The LTFRB’s controversial move, however, also goes against the Supreme Court ruling in the JRS Business Corp. case that although a franchise may be considered as property, it can only be sold to satisfy a judgment debt if the decision especially so provides. We’re told no such directive appears in the National Labor Relations Commission (NLRC)’s decision awarding back wages, retirement pay and other money benefits to former Pantranco workers.

That the LTFRB reportedly issued the decision approving the sale of the defunct Pantranco lines even before the deadline to oppose it had lapsed, is also highly irregular. Rumor has it that well-connected “operators” packaged the crooked deal for P150,000 for each of the 489 lines. That’s a cool P73 million! A very tempting proposition indeed. Good thing DOTC Secretary Mar Roxas got wind of this “snow job” and suspended the implementation of the LTFRB’s decision.

Another “palusot” is the Environmental Compliance Certificate (ECC) given to a Korean-owned and operated resort and floating restaurant in the protected area of Taal Lake. Located at Barangay Buco in Talisay, Batangas, the resort occupies some 6,900 square meters, with its restaurant building sitting right on lake waters. Catering mostly to Korean tourists, the restaurant had supposedly been operating since about five years ago.

However, Taal Lake – the country’s third largest lake with an area of about 244 square kilometers – has been declared a national park and is considered a protected area under the National Integrated Protected Areas System (NIPAS) Act of 1992. Nobody’s supposed to construct or operate any kind of structure without getting a permit from DENR’s Protected Area Management Board (PAMB).

DENR officials also claimed the Korean restaurant was violating environmental laws and had no ECC. But when DENR personnel were about to demolish the illegal structure built on the lake, the lawyer for the Korean resort arrived and produced an ECC. So who issued the ECC? Why was an ECC issued for a highly questionable operation inside a nature reserve?
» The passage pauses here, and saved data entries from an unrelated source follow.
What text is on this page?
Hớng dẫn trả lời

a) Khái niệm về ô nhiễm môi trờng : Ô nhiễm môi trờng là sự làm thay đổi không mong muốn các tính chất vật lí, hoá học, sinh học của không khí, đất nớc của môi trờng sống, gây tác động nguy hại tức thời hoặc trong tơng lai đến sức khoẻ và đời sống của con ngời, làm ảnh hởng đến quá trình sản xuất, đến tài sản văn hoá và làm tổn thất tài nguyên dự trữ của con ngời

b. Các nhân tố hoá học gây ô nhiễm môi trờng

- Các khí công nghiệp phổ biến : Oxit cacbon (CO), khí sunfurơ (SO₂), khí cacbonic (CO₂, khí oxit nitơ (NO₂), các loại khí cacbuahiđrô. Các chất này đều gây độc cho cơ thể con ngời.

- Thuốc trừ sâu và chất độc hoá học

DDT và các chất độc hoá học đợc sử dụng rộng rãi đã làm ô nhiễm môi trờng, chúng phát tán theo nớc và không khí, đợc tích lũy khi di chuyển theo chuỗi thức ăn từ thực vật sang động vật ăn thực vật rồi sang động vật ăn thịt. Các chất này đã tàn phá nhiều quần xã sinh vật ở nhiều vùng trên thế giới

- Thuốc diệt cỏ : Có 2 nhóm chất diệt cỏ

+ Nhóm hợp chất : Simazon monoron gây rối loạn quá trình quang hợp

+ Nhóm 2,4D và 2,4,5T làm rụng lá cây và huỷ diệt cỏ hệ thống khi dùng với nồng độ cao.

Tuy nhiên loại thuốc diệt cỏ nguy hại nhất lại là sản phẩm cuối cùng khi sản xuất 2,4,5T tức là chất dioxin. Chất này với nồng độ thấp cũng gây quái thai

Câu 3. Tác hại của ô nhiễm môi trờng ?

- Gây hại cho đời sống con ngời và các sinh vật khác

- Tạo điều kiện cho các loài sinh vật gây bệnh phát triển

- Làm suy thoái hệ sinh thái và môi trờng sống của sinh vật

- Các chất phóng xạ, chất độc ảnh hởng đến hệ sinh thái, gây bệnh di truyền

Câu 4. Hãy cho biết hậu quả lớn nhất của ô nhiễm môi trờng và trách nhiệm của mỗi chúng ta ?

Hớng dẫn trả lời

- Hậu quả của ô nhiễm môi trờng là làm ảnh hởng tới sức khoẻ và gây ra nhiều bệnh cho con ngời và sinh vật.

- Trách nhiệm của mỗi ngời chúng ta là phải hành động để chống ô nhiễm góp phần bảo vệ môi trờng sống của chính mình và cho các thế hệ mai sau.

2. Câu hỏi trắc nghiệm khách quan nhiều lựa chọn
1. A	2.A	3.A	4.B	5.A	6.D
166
DENR officials didn’t say.

Inspectors likewise said that the floating restaurant didn’t have building and business permits from the municipal government of Talisay. Yet, it had been running for almost five years. All the while, thousands of local and foreign tourists have been to this restaurant housed in an eye-catching 2-story building and which is even listed as a tourist facility in the Talisay municipality’s website and – and local government officials didn’t know about it? Aw, c’mon!

Perhaps the only thing more incredible than that is the “palusot” of Environmental Management Bureau (EMB) Director Roberto Sheen on the ECC which he issued to businessman Reghis Romero’s Manila Harbor Center.

About a week ago, AGHAM party-list Rep. Angelo Palmones unearthed the existence of huge mountains of dirty coal dumped in an open yard inside Romero’s port terminal, right beside the waters of Manila Bay. The exposé led to a public outcry from environmental groups because the stockpiling of a known pollutant like coal violates the Supreme Court’s writ of kalikasan protecting the bay.

As it later turned out, Sheen apparently issued an ECC to Romero allowing the latter to stockpile coal. But in the ECC, Romero was only allowed to stockpile 40 metric tons of coal. Sheen claims, however, that Romero didn’t violate anything because he was actually permitted to stockpile 40,000 metric tons of coal. The reason for the discrepancy? Typographical error. Can you believe that?!

This is why many people are now asking if this is the way President Aquino’s “tuwid na daan” policy is being implemented.

Well apparently, some things never change.